Originally Posted by

**Fabio010** I am going to try to traduce the problem in English. :/

Demonstrate that any function $\displaystyle f(x)$, in interval$\displaystyle -l<x<l$ , can be represented as the sum of even and odd functions.

Solution is: $\displaystyle f(x)=\frac{1}{2}[f(x)+(f-x)]+\frac{1}{2}[f(x)-(f-x)]$

Why is that solution?

We just need to show that $\displaystyle f(x) = f(x)$?

Comment #1:

You have a mistake in your solution, not caused but translation into English; what is known as a "typo" -- a typographical error.
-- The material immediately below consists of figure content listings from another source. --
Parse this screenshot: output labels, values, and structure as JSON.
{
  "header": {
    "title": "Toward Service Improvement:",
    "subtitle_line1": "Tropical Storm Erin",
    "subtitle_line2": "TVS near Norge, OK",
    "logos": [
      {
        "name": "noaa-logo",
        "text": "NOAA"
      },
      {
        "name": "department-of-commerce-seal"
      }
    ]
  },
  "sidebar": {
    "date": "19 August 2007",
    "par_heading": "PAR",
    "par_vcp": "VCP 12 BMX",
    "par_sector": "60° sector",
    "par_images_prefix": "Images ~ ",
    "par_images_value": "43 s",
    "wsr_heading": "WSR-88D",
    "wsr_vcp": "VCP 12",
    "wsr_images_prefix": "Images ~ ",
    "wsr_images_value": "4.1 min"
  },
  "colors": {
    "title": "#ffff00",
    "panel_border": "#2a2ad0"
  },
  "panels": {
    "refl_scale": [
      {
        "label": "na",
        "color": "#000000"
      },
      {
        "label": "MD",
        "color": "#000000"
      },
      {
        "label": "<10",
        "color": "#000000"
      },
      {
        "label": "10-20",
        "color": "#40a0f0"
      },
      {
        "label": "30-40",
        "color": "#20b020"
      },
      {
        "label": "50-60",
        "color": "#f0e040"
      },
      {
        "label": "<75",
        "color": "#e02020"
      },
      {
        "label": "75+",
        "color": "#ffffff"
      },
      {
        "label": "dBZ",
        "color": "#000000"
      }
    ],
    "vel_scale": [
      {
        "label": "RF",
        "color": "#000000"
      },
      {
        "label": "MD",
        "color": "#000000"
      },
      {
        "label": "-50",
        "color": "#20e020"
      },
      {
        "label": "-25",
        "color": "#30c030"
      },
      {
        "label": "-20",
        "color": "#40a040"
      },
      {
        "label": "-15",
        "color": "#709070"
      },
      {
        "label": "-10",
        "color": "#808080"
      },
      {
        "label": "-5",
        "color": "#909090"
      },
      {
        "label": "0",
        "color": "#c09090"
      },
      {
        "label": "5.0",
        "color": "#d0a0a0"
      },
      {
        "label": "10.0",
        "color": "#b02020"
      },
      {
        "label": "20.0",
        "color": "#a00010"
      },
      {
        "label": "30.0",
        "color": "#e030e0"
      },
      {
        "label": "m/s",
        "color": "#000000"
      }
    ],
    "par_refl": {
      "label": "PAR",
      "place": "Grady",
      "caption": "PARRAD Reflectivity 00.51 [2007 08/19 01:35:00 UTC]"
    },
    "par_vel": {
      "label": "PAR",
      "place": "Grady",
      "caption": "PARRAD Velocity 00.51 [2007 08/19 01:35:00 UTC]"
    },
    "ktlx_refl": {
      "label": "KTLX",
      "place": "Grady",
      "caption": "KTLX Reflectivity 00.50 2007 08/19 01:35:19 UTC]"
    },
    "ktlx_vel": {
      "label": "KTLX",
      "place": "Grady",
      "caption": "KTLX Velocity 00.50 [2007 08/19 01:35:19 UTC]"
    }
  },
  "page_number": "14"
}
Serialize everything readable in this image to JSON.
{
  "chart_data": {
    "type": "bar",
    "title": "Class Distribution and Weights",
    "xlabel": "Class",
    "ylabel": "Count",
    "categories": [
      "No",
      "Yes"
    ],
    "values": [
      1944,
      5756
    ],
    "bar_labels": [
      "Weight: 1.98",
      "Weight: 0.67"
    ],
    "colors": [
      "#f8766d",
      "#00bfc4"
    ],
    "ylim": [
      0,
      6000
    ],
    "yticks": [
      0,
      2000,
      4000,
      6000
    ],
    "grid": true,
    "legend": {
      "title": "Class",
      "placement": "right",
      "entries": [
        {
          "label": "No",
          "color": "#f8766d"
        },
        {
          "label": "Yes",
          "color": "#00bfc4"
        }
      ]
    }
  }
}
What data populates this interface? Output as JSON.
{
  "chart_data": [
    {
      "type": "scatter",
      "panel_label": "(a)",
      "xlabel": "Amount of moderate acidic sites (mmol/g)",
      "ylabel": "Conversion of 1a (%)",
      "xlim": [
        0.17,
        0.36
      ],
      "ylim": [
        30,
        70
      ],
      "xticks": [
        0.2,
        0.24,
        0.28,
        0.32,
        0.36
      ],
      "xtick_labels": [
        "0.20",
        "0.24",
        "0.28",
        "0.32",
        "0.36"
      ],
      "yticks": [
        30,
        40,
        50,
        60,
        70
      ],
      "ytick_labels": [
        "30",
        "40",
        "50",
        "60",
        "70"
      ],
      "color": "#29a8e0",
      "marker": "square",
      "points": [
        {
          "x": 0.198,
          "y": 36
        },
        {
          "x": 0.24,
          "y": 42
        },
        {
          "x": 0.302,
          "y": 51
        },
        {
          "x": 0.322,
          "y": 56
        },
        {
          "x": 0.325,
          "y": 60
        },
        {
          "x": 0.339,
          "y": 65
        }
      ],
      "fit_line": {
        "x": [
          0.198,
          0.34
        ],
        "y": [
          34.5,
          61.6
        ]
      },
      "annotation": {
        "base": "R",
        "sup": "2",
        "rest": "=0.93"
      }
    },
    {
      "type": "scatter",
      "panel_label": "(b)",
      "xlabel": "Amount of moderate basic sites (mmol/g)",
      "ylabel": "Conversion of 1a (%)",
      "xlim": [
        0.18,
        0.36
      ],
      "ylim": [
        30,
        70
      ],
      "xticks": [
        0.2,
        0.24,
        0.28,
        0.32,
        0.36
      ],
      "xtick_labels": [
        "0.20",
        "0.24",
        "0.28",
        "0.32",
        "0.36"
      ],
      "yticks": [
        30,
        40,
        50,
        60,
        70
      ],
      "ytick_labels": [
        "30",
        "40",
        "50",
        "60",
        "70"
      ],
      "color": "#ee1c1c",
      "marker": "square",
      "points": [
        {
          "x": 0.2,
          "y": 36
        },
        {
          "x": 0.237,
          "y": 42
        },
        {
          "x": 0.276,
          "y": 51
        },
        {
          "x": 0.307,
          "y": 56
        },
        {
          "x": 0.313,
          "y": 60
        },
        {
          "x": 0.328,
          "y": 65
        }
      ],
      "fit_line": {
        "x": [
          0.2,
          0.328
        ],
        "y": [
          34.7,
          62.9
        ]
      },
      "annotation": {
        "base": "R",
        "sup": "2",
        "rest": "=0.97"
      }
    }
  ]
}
The solution should be:$\displaystyle f(x)=\frac{1}{2}[f(x)+f(-x)] \frac{1}{2}[f(x)-f(-x)]$

Comment #2.

The **purpose** of the restriction regarding the interval, $\displaystyle -l<x<l\,,$ is not at all clear to me. If by any chance the functions are supposed to be even or odd with respect to the center of the interval, $\displaystyle -l<x<l\,,$ then the functions, g(x) and h(x) mentioned by **Deveno**, should also include a coordinate translation.

Added in **Edit**:

The above equation is missing a plus sign. It should be:$\displaystyle f(x)=\frac{1}{2}[f(x)+f(-x)]+ \frac{1}{2}[f(x)-f(-x)]$